Here are 3 of the posts from the original site. Our hearts go out to each one of you and we hope you find some comfort, peace and strength here.

~I must be too overweight...or unhealthy...chemically imbalanced...or something.

I also struggle with the usual feelings of inadequacy as a mother and wife and an over-developed sense of perfectionism. These ridiculous weaknesses, unfortunately, affect my husband and children as well. When this happens, I feel guilty.

~My trial is my son. He brings me so much anger, frustration, hopelessness and heartache that I feel like life would be so much easier without him. SHOCK!!! I know, I'm sure I just freaked some people out to think that I could not want one of my own flesh and blood in my life at many times. That is hard for me to say because I don't think a lot of people understand it. It's a motherly instinct to love and protect our own children, not wish they weren't apart of our lives at times. I struggle with the fact that I don't love him as naturally as my other children, I honestly have to work at it. I don't understand him, I don't get him, I don't relate to him and I don't know why he was sent to me, I feel at times that it was a horrible mistake that he was sent to me because of the feelings that I have for him. These feelings often get discounted by others because they don't understand how I could possibly feel that. If I dare ever breath that I wish he would just go away somehow, they say, "No you don't, you don't really feel that." Well, YES, I DO! But I just don't say anything at all. What mother on this planet would ever admit that they have a child that they wish TOO often, was not apart of their family??? That life would be SO much easier without him? I know he's not going away. He is going to be with me and I need to learn how to love him and raise him well, and I know he will be a trial in my life for a long time. Well, I admited it. Thanks for giving me this chance to actually say those words.

~Our family business has not been as productive in the past 18 months. And so our income is at about 50%. We have used up all our savings, thinking things would get better but now we are in real trouble. We have been living frugally all along, but our income is down so we are not able to meet the bills.

It is still cold here, but we turned off the heat since we can’t pay the bill. My son got sick within a day of this newest economy saving action. Now my baby is getting sick. I sleep with them, just to try and keep them warm. I feel my body heat is all I have to offer. 

My husband has been trying so hard to turn things around, but nothing he does brings in enough money. It is getting him down. He is grumpy, depressed and short with all of us. Our marriage has never been so strained. Sleeping with the kids has not helped that. I feel like everything is falling apart.

The women’s church group had a lunch at a restaurant. I went but could not afford to buy a meal so I just told everyone I was not hungry. But I was…so hungry and the food smelled so good. It made me very sad that I could not tell anyone the real reason. But I can’t for I am embarrassed. 

I do work out of our home so I can be with the kids. I have started applying for jobs outside the home but I have been turned down at every one I have applied for. 
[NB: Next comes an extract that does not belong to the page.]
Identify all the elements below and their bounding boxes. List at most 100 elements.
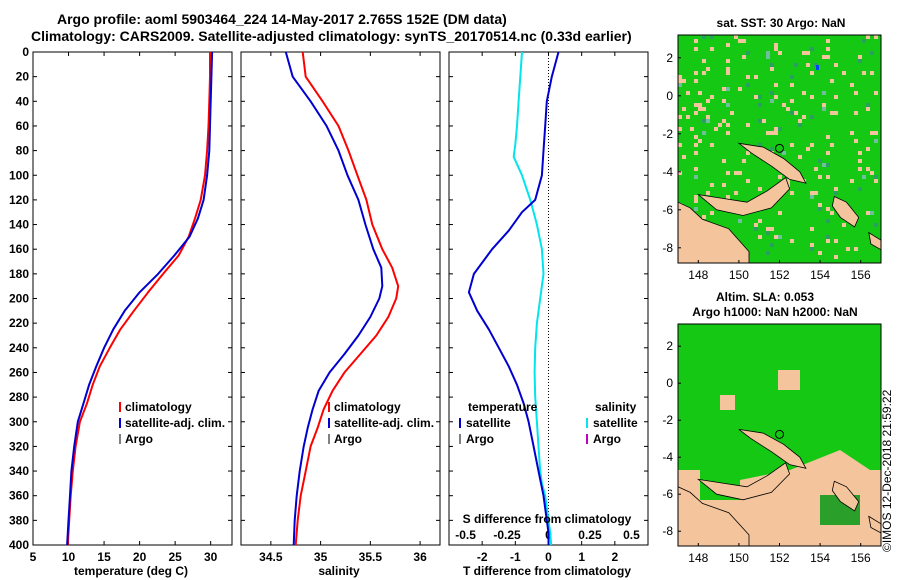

Our big stress right now is taxes are due in three weeks and there is no money for them. I called my dad, who is a multi millionaire (no joke - no exaggeration) and asked him to hire me for some work he needs done. I told him we needed the money for taxes and rent. He said he would think about it while he vacations for 6 weeks in Hawaii. When I hung up the phone I just cried for an hour or so. I hope he has fun lying around on a beach while his grandchildren live off of food storage and shiver under their blankets. Do I sound bitter? 

I just feel so alone. I have prayed and fasted and prayed and fasted and prayed and fasted about this and the answer is… “I know what is going on and it will continue. Have faith and peace.” I guess this is just something we have to go through. I just hope we can survive.

Thanks for asking Jen, it felt good to vent. I always try to treat people as if they are going through a crises, for I know most of us are most of the time.